The figure above shows how this manifests when the transformer adds the numbers 50 and 37. In the top panel, I’m directly estimating the logits using equation \ref{eq:logit} for the key frequencies having $k \in \{24,45,52\}$. The contributions from just those frequencies, out of 113 total frequencies, give almost perfect overlap with the logits computed by the transformer. The middle panel adds all 113 frequencies, and has perfect agreement with the logits. It’s worth stressing again that the blue lines are computed independently of what the network is doing. The only information we’re using is that the network appears to be operating on the 3 key frequencies we identified. And yet, we can fully reproduce all of the raw logit scores, indicating that our Fourier model matches the mechanics actually operating in the transformer. While the score of the correct logit doesn’t look much above the noise, the softmax function exponentiates the logits before normalizing, so even modest differences in raw scores translate to dramatically different probabilities. As the bottom panel shows, the model is actually extremely confident in the correct answer.

Closing Thoughts

It’s fascinating how much structure a small transformer encodes when solving even a simple problem. Rather than memorizing 3,830 input-output pairs, the model discovered a compact mathematical algorithm that exploits the periodicity of modular arithmetic through a sparse Fourier representation that threads through every layer of the network, culminating in an interference of waves at the output that naturally produces the correct answer.

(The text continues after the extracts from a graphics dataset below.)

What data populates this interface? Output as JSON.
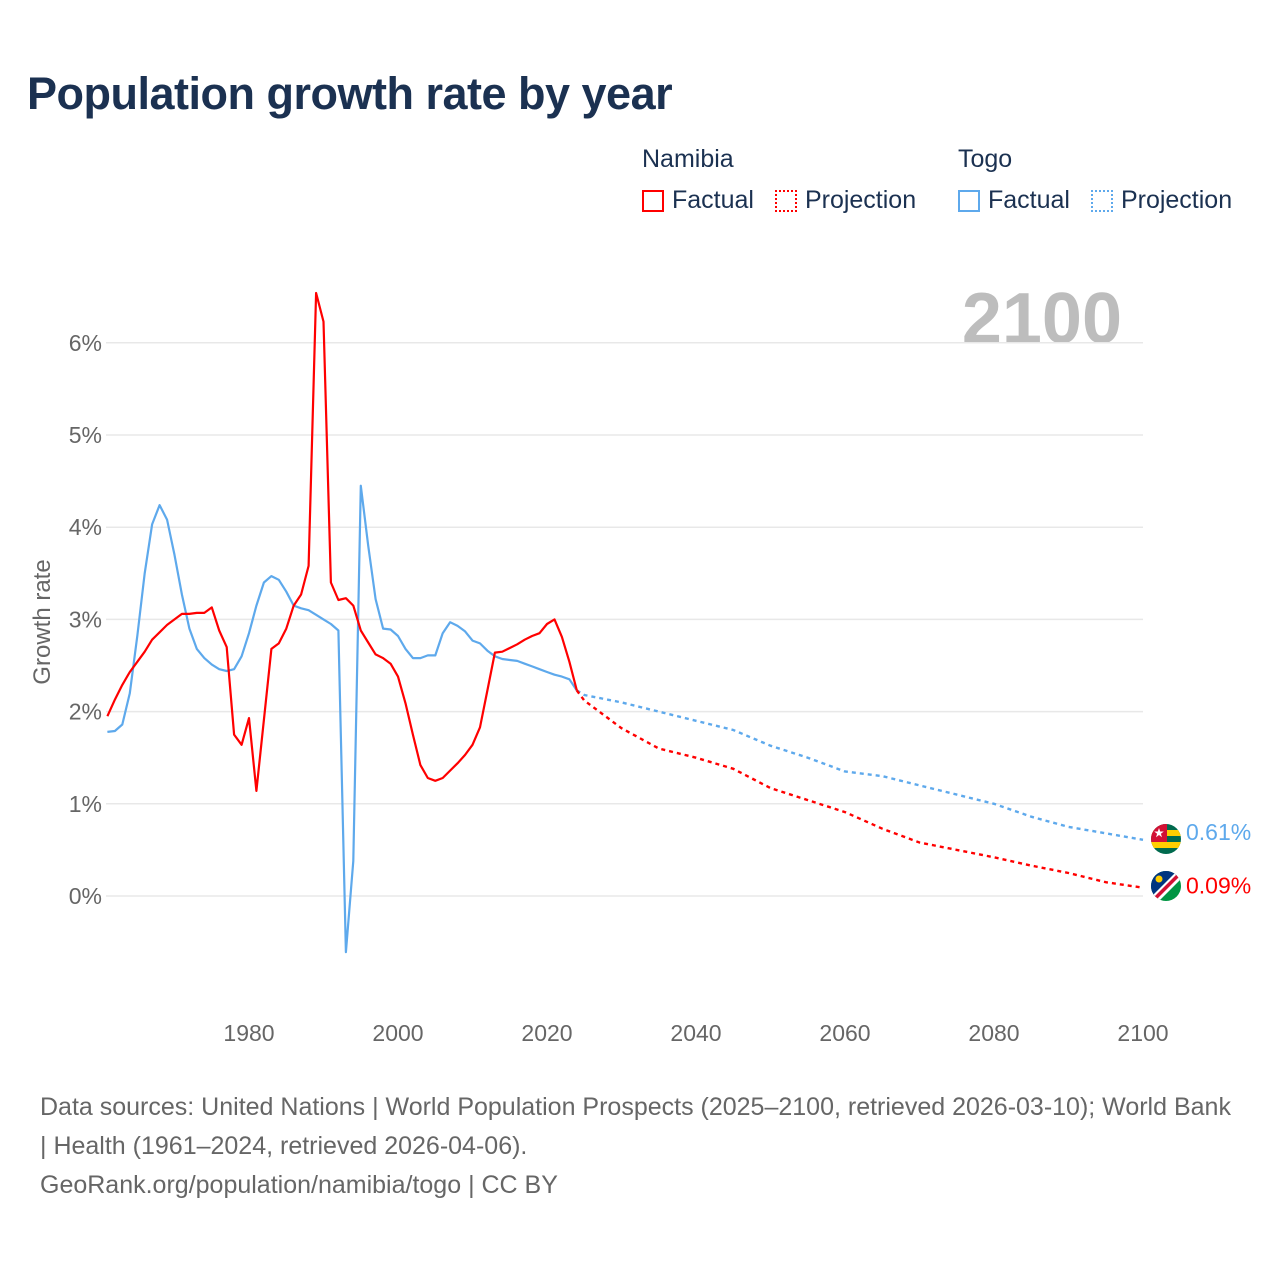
{
  "title": "Population growth rate by year",
  "legend": {
    "groups": [
      {
        "name": "Namibia",
        "factual": "Factual",
        "projection": "Projection",
        "color": "#ff0000"
      },
      {
        "name": "Togo",
        "factual": "Factual",
        "projection": "Projection",
        "color": "#5ea9ec"
      }
    ]
  },
  "current_year": "2100",
  "footer": {
    "sources": "Data sources: United Nations | World Population Prospects (2025–2100, retrieved 2026-03-10); World Bank | Health (1961–2024, retrieved 2026-04-06).",
    "credit": "GeoRank.org/population/namibia/togo | CC BY"
  },
  "chart_data": {
    "type": "line",
    "title": "Population growth rate by year",
    "xlabel": "",
    "ylabel": "Growth rate",
    "xlim": [
      1961,
      2100
    ],
    "ylim": [
      -1.0,
      6.6
    ],
    "x_ticks": [
      1980,
      2000,
      2020,
      2040,
      2060,
      2080,
      2100
    ],
    "y_ticks": [
      0,
      1,
      2,
      3,
      4,
      5,
      6
    ],
    "y_tick_labels": [
      "0%",
      "1%",
      "2%",
      "3%",
      "4%",
      "5%",
      "6%"
    ],
    "grid": true,
    "series": [
      {
        "name": "Namibia",
        "color": "#ff0000",
        "end_label": "0.09%",
        "factual": {
          "x": [
            1961,
            1962,
            1963,
            1964,
            1965,
            1966,
            1967,
            1968,
            1969,
            1970,
            1971,
            1972,
            1973,
            1974,
            1975,
            1976,
            1977,
            1978,
            1979,
            1980,
            1981,
            1982,
            1983,
            1984,
            1985,
            1986,
            1987,
            1988,
            1989,
            1990,
            1991,
            1992,
            1993,
            1994,
            1995,
            1996,
            1997,
            1998,
            1999,
            2000,
            2001,
            2002,
            2003,
            2004,
            2005,
            2006,
            2007,
            2008,
            2009,
            2010,
            2011,
            2012,
            2013,
            2014,
            2015,
            2016,
            2017,
            2018,
            2019,
            2020,
            2021,
            2022,
            2023,
            2024
          ],
          "y": [
            1.95,
            2.13,
            2.29,
            2.43,
            2.54,
            2.65,
            2.78,
            2.86,
            2.94,
            3.0,
            3.06,
            3.06,
            3.07,
            3.07,
            3.13,
            2.88,
            2.7,
            1.75,
            1.64,
            1.93,
            1.14,
            1.91,
            2.68,
            2.74,
            2.9,
            3.15,
            3.27,
            3.58,
            6.54,
            6.23,
            3.4,
            3.21,
            3.23,
            3.15,
            2.88,
            2.75,
            2.62,
            2.58,
            2.52,
            2.38,
            2.09,
            1.75,
            1.42,
            1.28,
            1.25,
            1.28,
            1.36,
            1.44,
            1.53,
            1.64,
            1.83,
            2.23,
            2.64,
            2.65,
            2.69,
            2.73,
            2.78,
            2.82,
            2.85,
            2.95,
            3.0,
            2.81,
            2.54,
            2.23
          ]
        },
        "projection": {
          "x": [
            2024,
            2025,
            2030,
            2035,
            2040,
            2045,
            2050,
            2055,
            2060,
            2065,
            2070,
            2075,
            2080,
            2085,
            2090,
            2095,
            2100
          ],
          "y": [
            2.23,
            2.12,
            1.82,
            1.6,
            1.5,
            1.38,
            1.17,
            1.04,
            0.91,
            0.73,
            0.58,
            0.5,
            0.42,
            0.33,
            0.25,
            0.15,
            0.09
          ]
        }
      },
      {
        "name": "Togo",
        "color": "#5ea9ec",
        "end_label": "0.61%",
        "factual": {
          "x": [
            1961,
            1962,
            1963,
            1964,
            1965,
            1966,
            1967,
            1968,
            1969,
            1970,
            1971,
            1972,
            1973,
            1974,
            1975,
            1976,
            1977,
            1978,
            1979,
            1980,
            1981,
            1982,
            1983,
            1984,
            1985,
            1986,
            1987,
            1988,
            1989,
            1990,
            1991,
            1992,
            1993,
            1994,
            1995,
            1996,
            1997,
            1998,
            1999,
            2000,
            2001,
            2002,
            2003,
            2004,
            2005,
            2006,
            2007,
            2008,
            2009,
            2010,
            2011,
            2012,
            2013,
            2014,
            2015,
            2016,
            2017,
            2018,
            2019,
            2020,
            2021,
            2022,
            2023,
            2024
          ],
          "y": [
            1.78,
            1.79,
            1.86,
            2.2,
            2.82,
            3.5,
            4.03,
            4.24,
            4.08,
            3.7,
            3.27,
            2.9,
            2.68,
            2.58,
            2.51,
            2.46,
            2.44,
            2.46,
            2.6,
            2.85,
            3.15,
            3.4,
            3.47,
            3.43,
            3.3,
            3.15,
            3.12,
            3.1,
            3.05,
            3.0,
            2.95,
            2.88,
            -0.61,
            0.38,
            4.45,
            3.8,
            3.22,
            2.9,
            2.89,
            2.82,
            2.68,
            2.58,
            2.58,
            2.61,
            2.61,
            2.85,
            2.97,
            2.93,
            2.87,
            2.77,
            2.74,
            2.66,
            2.6,
            2.57,
            2.56,
            2.55,
            2.52,
            2.49,
            2.46,
            2.43,
            2.4,
            2.38,
            2.35,
            2.23
          ]
        },
        "projection": {
          "x": [
            2024,
            2025,
            2030,
            2035,
            2040,
            2045,
            2050,
            2055,
            2060,
            2065,
            2070,
            2075,
            2080,
            2085,
            2090,
            2095,
            2100
          ],
          "y": [
            2.23,
            2.18,
            2.1,
            2.0,
            1.9,
            1.8,
            1.63,
            1.5,
            1.35,
            1.3,
            1.2,
            1.1,
            1.0,
            0.86,
            0.75,
            0.68,
            0.61
          ]
        }
      }
    ]
  }
}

This mechanism — waves of the same frequency combining constructively at one point and destructively everywhere else — has a striking parallel in quantum computing. Quantum algorithms like Shor’s algorithm for integer factorization rely on the quantum Fourier transform to encode information as quantum amplitudes, then orchestrate interference so that the correct answer is amplified while wrong answers cancel. The transformer has independently arrived at the same computational motif: encode the problem in a Fourier basis, use the periodicity of the problem to align phases at the correct answer, and let interference do the rest. It makes me wonder what undiscovered mechanisms could be hidden in more complex models.